The campaign focuses on recognising perinatal mental health symptoms and early identification. Working alongside healthcare professionals, we want to change the way women can access the support they need. From personal experience and research, there is a distinct lack of education in early identification of perinatal mental health conditions. Research highlighted a lack of support and resources for partners and families of those who are experiencing issues.
This campaign reaches beyond mothers and includes children, partners, family and friends. Our approach puts the needs all those affected first and to understand that everyones needs are different. We know that suffering from perinatal mental health issues can be extremely distressing for all involved. That is why we take an inclusive approach which fully recognises the needs of the mothers as well as their wider family.
During 2018 we carried out extensive research with expectant parents, new parents and families. The purpose of the research was to:
- Measure baseline experiences to allow comparison
- Explore ways services could develop to maintain and improve patient experience.
Analysis of the data showed clear trends and from those we have made several recommendations. Having access to information and creating consistency across geographical areas is a concern. Many of the others reflected communication as a particular area for improvement. We have considered each of the areas and reflected on how to make improvements within our proposal.
Feedback from our survey showed:
- Mums want accessible information at a time convenient for them. Waiting for routine appointments can delay treatment.

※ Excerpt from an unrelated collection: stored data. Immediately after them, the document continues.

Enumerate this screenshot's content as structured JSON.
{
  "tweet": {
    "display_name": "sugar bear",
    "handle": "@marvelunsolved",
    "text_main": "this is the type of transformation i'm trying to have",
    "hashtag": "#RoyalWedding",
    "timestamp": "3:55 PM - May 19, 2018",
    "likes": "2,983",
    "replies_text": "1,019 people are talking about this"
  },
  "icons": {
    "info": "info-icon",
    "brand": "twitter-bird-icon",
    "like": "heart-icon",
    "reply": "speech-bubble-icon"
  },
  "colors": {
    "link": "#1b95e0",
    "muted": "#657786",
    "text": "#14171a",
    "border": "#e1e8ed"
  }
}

- They want clear, non-judgemental and open discussion with their healthcare provider. Forms that they feel rushed to complete means they do not answer fully.
- They also want more empathy and reassurance that its ok to be feeling a certain way rather than glowing in the joy of a new baby.
We feel we have achieved this in the Check Yourself Toolkit as we talk openly about our experiences. Had something like this been available to us at the time it would have given us a great sense of comfort. It would help knowing that others were going through similar experiences.
Key messages from research and focus groups:
It’s evident that there are some conversations happening around perinatal mental health, there is still a lot more that can be done. The biggest takeaway is the need for awareness and education is accessible. Of those surveyed 57.1% had no knowledge of psychosis and 60.8% no knowledge of antenatal depression. 31.1% of respondents did not have enough education of anxiety to determine what it was. These results show 30%-60% of respondents have little awareness of perinatal mental health conditions.
Geographical data indicated this isn’t a localised concern with common trends nationwide. This would suggest a need for NHS to look at this issue as a whole.
Partners & Support Networks
Partners are usually the number one support for expectant and new mums. It’s vital they have an awareness and understanding of perinatal mental health issues. This should include education on:
- the signs and symptoms to look out for,
- support networks,
- guidance on treatments,
- how to support their partner emotionally and
- how they can ensure they look after themselves and others around them.
Likewise, for those with other children in their family, it’s important mental health concerns within the home do not affect them. They still need to feel secure, comfortable and loved. It’s already an emotional journey for them becoming an older sibling and as such they need support.
Using research and the survey, we have put together a ‘Check Yourself Toolkit’. It’s for women to be able to check how they are feeling. The purpose is for them to see if what they are feeling is usual for them or something more serious. It uses a selection of questions adapted from PND scales. It details our experiences, including triggers we now look for to check ourselves. If someone relates to any of these questions it could be the first step for them getting the help that they need. The Toolkit does not override clinical judgement and we always emphasis the need to seek medical help. The benefit is the patient will identify they are at risk and know to seek help.
We are developing a Toolkit for partners on signs to look for in themselves and in their partners. The Check Yourself Toolkit can provide a true representation of how a person is feeling. We hope it can be a conversation starter or prompt when speaking with their medical professional.
Feedback suggested they found it difficult to say how they were truly feeling if they completed a depression scale. The questions were often leading and felt like a box ticking exercise. From the focus group, we know many mums felt they are able to answer more openly and honestly when in their own environment. There is a fear of how their answers are perceived or the consequences of what they said when speaking with a healthcare professional.
Dr. Emma Hepburn
Dr. Emma Hepburn helped developed the toolkit. Dr Hepburn is a clinical psychologist with 15 years experience working with mental health in both adults and children.
Emma explains why the feelings we were experiencing may be happening. Emma helps to reassure us these feelings are not unusual for those living with mental ill health. She advises that if you relate to any of these experiences it is imperative you speak to a professional. The Toolkits will share our own experiences communicated in layman’s terms.
We developed the Check Yourself Toolkit:
- to give reassurance
- raise awareness & educate
- ask questions that may trigger someone to realise they have a problem and ask for help.
There is a real need for this piece of work to happen to increase the options for pregnant women, new mums and partners. We want them to be able to check in with themselves, have a better understanding of their feelings and seek help.